The facility created by Congress to serve as a source of liquidity for credit unions experiencing unusual or unexpected liquidity shortfalls ended the third quarter with total assets of 1.243 billion, the federal credit union regulator reported Thursday, with $1.1 million in year-to-date net income and having paid a 2.24% dividend to member credit unions for the quarter.
The Central Liquidity Facility is a mixed-ownership government corporation operated by the National Credit Union Administration (NCUA). NCUA staff in Thursday’s open agency board meeting reported that the facility had a total of 3,991 members; report data show some 91% of those credit unions are agent members. That portion of CLF members, based on definitions in NCUA’s report, are members in the facility by virtue of their membership in corporate credit unions. (In that case, corporates purchase capital stock in the CLF on behalf of their member credit unions.)
CLF membership for that latter group was made possible in 2020 through legislation addressing the COVID-19 pandemic.

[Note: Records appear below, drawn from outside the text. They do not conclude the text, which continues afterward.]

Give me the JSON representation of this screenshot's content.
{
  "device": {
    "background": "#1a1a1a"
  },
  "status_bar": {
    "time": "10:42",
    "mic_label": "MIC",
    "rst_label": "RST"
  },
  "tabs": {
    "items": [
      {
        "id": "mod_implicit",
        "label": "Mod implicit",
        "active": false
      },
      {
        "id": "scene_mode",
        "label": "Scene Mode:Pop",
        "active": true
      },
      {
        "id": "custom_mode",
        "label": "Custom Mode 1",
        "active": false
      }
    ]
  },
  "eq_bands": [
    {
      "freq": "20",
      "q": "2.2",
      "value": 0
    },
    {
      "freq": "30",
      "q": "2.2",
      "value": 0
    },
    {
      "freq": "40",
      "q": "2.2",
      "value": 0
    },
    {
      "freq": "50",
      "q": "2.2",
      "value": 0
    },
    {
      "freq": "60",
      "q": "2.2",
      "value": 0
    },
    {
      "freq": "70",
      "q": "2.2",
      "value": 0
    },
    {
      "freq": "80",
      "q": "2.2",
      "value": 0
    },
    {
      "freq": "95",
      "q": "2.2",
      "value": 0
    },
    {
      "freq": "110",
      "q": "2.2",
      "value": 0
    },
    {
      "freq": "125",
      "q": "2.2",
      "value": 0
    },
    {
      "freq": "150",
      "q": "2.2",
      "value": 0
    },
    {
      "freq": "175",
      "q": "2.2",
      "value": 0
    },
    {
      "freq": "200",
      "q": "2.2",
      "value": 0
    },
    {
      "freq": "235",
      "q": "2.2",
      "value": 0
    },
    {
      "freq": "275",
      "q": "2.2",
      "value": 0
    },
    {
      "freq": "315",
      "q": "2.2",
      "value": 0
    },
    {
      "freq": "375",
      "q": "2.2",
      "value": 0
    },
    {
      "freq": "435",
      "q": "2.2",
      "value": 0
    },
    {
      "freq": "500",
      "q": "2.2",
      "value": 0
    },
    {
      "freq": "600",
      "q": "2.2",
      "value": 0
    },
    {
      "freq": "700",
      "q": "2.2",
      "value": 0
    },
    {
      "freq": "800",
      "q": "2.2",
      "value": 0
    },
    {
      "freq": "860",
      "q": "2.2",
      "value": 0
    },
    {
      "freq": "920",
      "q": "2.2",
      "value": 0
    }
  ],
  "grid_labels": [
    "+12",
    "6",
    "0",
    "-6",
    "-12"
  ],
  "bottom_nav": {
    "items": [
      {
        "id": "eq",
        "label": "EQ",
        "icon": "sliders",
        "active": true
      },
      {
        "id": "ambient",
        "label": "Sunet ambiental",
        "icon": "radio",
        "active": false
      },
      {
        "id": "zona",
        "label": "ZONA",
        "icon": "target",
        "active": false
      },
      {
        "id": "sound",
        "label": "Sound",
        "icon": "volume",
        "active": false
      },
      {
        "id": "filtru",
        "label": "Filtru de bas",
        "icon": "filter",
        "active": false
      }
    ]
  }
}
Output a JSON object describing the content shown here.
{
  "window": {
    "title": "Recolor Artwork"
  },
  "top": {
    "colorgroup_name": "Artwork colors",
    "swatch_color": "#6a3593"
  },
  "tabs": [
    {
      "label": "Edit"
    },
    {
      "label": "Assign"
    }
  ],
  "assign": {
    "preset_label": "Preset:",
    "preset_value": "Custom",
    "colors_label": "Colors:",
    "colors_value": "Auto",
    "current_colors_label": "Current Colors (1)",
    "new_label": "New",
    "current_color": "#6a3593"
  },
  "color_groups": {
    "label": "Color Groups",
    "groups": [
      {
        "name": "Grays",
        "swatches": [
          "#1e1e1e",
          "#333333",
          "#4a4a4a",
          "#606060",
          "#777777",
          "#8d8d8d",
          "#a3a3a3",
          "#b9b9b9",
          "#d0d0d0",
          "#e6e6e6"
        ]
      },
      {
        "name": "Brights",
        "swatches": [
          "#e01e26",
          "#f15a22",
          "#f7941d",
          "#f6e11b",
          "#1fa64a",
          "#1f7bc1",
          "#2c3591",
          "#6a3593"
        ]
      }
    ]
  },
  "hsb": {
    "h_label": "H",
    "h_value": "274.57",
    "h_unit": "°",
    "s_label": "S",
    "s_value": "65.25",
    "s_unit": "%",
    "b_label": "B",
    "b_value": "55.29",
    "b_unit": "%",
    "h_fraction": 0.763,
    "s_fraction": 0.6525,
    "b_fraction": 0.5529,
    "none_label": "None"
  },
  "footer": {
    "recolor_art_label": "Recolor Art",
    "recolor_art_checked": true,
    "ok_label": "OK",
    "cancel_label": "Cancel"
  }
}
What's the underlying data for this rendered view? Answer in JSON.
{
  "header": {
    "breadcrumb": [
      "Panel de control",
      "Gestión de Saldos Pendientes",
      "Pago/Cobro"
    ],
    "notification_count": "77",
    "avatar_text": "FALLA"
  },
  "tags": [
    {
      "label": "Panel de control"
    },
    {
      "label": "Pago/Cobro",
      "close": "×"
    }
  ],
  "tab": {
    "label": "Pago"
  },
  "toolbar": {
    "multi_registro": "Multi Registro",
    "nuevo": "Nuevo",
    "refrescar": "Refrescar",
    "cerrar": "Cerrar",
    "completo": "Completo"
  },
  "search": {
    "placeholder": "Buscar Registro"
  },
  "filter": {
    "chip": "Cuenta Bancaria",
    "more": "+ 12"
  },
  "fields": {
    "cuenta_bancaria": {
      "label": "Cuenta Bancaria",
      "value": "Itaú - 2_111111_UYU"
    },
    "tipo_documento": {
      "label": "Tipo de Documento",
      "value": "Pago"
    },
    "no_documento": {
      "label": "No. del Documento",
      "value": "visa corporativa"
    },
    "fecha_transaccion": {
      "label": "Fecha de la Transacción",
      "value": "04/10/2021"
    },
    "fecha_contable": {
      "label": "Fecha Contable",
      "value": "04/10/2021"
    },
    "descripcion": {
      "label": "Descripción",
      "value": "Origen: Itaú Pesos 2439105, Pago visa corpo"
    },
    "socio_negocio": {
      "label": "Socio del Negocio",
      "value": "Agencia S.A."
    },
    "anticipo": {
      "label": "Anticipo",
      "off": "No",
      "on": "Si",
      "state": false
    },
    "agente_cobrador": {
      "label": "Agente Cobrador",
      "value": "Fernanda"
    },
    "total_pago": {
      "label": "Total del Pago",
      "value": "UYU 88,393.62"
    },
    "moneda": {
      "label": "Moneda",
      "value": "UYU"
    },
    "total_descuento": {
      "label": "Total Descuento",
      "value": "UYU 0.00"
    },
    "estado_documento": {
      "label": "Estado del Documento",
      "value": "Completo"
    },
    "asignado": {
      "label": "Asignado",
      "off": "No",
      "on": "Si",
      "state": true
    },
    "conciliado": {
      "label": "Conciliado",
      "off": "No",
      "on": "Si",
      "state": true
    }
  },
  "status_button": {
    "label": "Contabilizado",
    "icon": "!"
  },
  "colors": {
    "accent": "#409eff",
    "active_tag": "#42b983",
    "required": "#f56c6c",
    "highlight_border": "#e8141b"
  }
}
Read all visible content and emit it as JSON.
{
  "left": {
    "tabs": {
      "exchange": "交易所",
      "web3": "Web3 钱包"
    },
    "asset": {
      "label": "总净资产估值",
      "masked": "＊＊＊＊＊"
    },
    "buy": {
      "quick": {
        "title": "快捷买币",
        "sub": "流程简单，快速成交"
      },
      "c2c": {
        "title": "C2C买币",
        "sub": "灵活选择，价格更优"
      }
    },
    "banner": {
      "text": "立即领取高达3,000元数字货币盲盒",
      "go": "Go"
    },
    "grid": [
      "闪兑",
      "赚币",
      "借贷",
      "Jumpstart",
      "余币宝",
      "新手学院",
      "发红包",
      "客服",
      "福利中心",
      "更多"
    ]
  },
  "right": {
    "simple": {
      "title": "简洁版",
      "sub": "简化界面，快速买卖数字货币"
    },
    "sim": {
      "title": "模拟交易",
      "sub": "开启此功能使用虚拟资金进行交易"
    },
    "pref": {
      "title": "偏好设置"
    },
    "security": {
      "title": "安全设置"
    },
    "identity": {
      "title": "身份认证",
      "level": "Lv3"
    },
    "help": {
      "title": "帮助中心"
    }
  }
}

“The CLF is a vital source of emergency liquidity within the credit union system,” NCUA Chairman Todd Harper said in a statement. “However, the pending expiration of the temporary CLF enhancements authorized by Congress at the start of the COVID-19 pandemic remains a very real concern.”
In other third-quarter data, staff reported that as of Sept. 30, the CLF had:
- $1.243 billion in total assets;
- $1.1 million in year-to-date net income;
- $40.5 million in retained earnings;
- $29.1 billion in borrowing authority.